FaceDeer@kbin.social · 10 months ago

In case you didn’t know, you can’t train an AI on content generated by another AI because it causes distortion that reduces the quality of the output.

This is incorrect in the general case. You can run into problems if you do it incorrectly or in a naive manner. But this is stuff that the professionals have figured out months or years ago already. A lot of the better AIs these days are trained on “synthetic data”, which is data that’s been generated by other AIs.

I’ve seen a lot of people fall for wishful thinking on this subject. They don’t like AI for whatever reason, they hear some news article that says something that sounds like “AI won’t work because of problem X”, and so they grab hold of that. “Model collapse” is one of those things, it’s not really a problem that serious researchers consider insurmountable.

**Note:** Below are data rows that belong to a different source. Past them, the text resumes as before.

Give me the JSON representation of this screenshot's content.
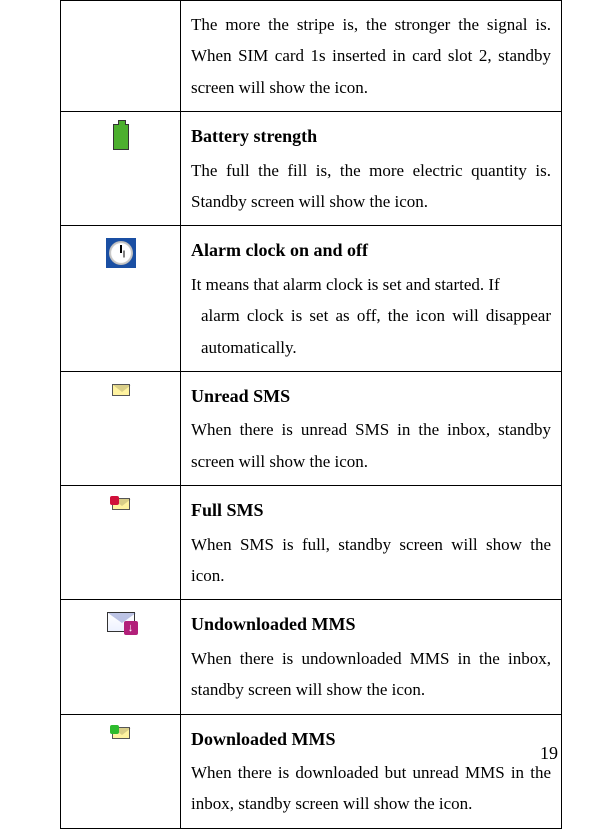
{
  "rows": [
    {
      "title": "",
      "description": "The more the stripe is, the stronger the signal is. When SIM card 1s inserted in card slot 2, standby screen will show the icon."
    },
    {
      "title": "Battery strength",
      "description": "The full the fill is, the more electric quantity is. Standby screen will show the icon."
    },
    {
      "title": "Alarm clock on and off",
      "description_line1": "It means that alarm clock is set and started. If",
      "description_line2": "alarm clock is set as off, the icon will disappear automatically."
    },
    {
      "title": "Unread SMS",
      "description": "When there is unread SMS in the inbox, standby screen will show the icon."
    },
    {
      "title": "Full SMS",
      "description": "When SMS is full, standby screen will show the icon."
    },
    {
      "title": "Undownloaded MMS",
      "description": "When there is undownloaded MMS in the inbox, standby screen will show the icon."
    },
    {
      "title": "Downloaded MMS",
      "description": "When there is downloaded but unread MMS in the inbox, standby screen will show the icon."
    }
  ],
  "page_number": "19"
}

If you don’t want Reddit to use your posts to train AI then don’t post on Reddit. If you already did post on Reddit, it’s too late, you already gave them your content. Bear this in mind next time you join a social media site, I guess.

Windex007@lemmy.world · 10 months ago

Biased models are still absolutely a massive concern to serious researchers.

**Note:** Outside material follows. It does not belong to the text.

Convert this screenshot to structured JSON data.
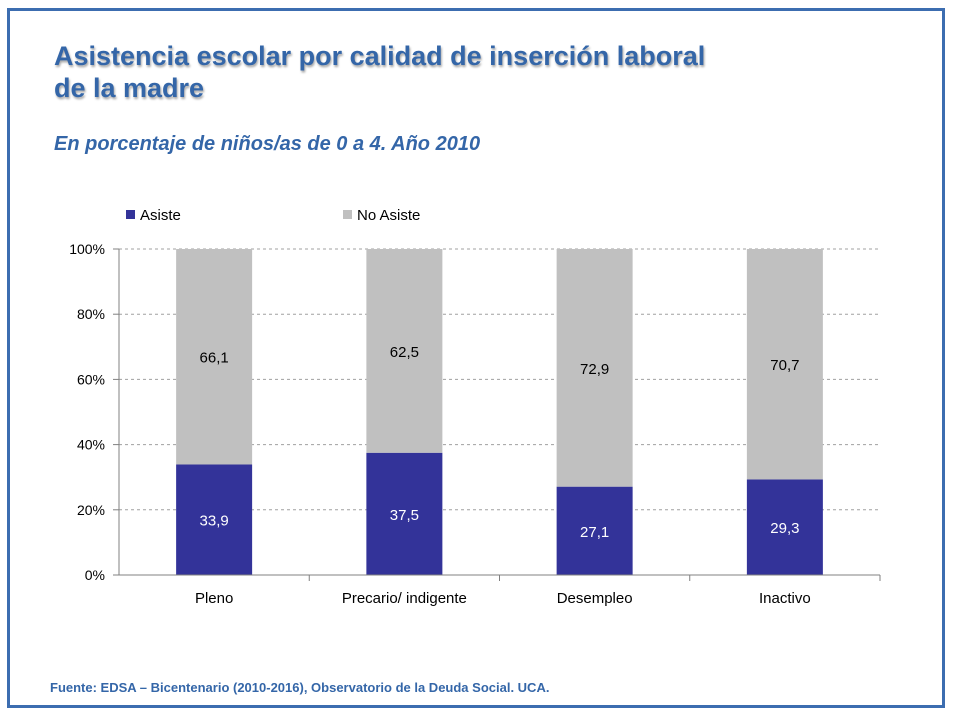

“AI collapse” isn’t the only mechanism to throw a monkey wrench into someone’s AI ambitions.

Intentionally introducing and reinforcing biases in an automated fashion adds an additional burden to those developing a model. I haven’t actually looked into the economic asymmetry of those attacks, though.

JeeBaiChow@lemmy.world · 10 months ago

Absolutely this. Ai isn’t some bastion of truth. I envision a future where AIS trained by different stakeholders, e.g. Dem vs repub, us vs Russia vs china. Etc… All fighting for eyeballs. It’s just gonna get harder to tell what’s real from fake because of the insane amount of content these bots are gonna churn out. It’s already a huge problem with human monitored sources.

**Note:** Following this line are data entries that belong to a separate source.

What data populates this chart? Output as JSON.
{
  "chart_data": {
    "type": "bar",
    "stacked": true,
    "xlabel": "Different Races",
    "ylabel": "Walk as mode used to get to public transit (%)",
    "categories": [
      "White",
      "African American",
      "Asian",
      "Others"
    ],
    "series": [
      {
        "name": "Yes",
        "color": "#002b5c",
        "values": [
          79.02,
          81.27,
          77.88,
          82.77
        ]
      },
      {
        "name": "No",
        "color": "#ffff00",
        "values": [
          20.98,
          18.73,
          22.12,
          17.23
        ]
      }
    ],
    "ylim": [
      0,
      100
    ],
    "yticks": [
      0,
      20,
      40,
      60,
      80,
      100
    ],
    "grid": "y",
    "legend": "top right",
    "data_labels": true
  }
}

Natanael@slrpnk.net · 10 months ago

Training on synthetic data is not a quality improvement, it’s just an edge case reducer for a small set of edge cases by decreasing “overfitting”, and it is only even able to achieve that if you’re very very careful with what you add and how. If you’re ONLY training on AI generated data repeatedly then it does start to degrade and loose coherence after a few generations of training

FaceDeer@kbin.social · 10 months ago

Which is why nobody trains on ONLY AI generated data.

Really, experts have thought of this stuff already. Because they’re experts. Synthetic data means that the amount of “real” data required is much less, so giant repositories like Reddit aren’t so important.

Natanael@slrpnk.net · 10 months ago

No, “much less” training data isn’t possible with synthetic data. That’s not what it’s there for. The experts would tell you as much if you asked them.